In appropriate fashion, the theatre will be hosting a two-hour variety show on July 28. It’s titled Aurora Nights—for the town’s view of the Northern Lights, and the theatre’s Aurora Street home—and will feature musicians, choirs, dancers and other performers from talent sought out locally and brought in from around the country.
“The show will be reminiscent of those early days in the ’20s, but it will have a contemporary twist,” says Greenhill.
The theatre seats just over 700 people and holds one of only six Barton organs in its original place of construction in the entire United States.
It hasn’t been all sunshine and rainbows for the Ironwood Theatre, though. Greenhill says the icon has won many battles to reach its 90th birthday this year.
“The theatre was in danger of being lost just before it underwent its restoration in the ’80s,” he says. “Many historic theatres like ours around the country fell victim to cinema chains and mall developments that moved activity away from downtown areas.”

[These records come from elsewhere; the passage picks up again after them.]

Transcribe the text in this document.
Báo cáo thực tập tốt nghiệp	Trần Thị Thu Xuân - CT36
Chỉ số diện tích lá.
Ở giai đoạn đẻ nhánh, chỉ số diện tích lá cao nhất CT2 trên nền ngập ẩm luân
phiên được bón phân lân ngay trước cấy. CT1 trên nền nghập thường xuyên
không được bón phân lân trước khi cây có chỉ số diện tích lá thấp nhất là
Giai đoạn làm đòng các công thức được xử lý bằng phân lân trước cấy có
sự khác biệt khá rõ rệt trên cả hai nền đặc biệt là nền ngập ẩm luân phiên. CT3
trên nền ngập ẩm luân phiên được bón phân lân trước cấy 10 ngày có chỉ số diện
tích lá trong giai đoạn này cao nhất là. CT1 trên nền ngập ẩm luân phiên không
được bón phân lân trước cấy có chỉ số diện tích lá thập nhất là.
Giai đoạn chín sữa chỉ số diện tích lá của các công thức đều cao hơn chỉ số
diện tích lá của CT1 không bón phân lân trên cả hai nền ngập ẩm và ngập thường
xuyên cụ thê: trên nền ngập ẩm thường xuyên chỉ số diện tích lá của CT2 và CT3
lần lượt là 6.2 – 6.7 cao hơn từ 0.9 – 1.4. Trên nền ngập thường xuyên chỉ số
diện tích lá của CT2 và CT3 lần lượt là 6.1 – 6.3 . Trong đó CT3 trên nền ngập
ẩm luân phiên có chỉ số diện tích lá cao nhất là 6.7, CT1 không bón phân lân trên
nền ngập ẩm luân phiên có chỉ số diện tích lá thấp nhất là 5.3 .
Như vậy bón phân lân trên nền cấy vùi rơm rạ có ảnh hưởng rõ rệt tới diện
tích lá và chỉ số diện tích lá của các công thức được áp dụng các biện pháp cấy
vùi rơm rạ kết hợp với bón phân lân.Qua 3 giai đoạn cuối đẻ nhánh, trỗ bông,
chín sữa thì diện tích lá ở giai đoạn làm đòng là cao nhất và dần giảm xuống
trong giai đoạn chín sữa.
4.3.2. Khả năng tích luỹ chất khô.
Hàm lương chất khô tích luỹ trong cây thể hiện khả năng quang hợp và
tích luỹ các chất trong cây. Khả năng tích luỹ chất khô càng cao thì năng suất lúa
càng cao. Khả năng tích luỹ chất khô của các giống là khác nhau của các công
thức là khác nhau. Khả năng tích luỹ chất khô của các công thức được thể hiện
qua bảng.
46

Image gallery: Ironwood Theatre
Fortunately for the facility, a passionate community coupled with a strong emotional attachment to the theatre meant it wasn’t going anywhere.
“We have an amazing community of folks who, at the time and to this day, felt very strongly about the theatre,” says Greenhill. “They invested an incredible amount of time, energy and finances to save it.”
Enbridge believes in strengthing the communities near our operations and projects, and our recent donation of $3,000 to the Ironwood Theatre will be used for the 90th birthday celebration and the facility’s general operations.
Today, Ironwood is funded in equal parts through grants, donations and sales from tickets and popcorn. It continues to bring in regional and national performing acts and also fosters education in the arts to students.
Youth programs at Ironwood include summer camps and youth vocal competitions where recent American Idol finalists are brought in to mentor students. One of Greenhill’s favorite programs is the drama club, who named themselves the Awkward Stage Drama Club.
“Our goal is to continue finding that balance between bringing in quality entertainment and providing opportunities for others to engage in the arts,” says Greenhill.
With a current roof restoration ongoing, plans to upgrade technology to handle big-name acts, and diversifying programs to enhance youth confidence, they are well on their way.
“This theatre has been a part of the social fabric of this community since 1928,” says Greenhill.
“Aside from the fact that so many people can walk in here and look up at the ceiling and say: ‘Wow, my grandparents had this same experience,’ the most rewarding part about what we do is provide opportunities for people to engage with us in so many ways.”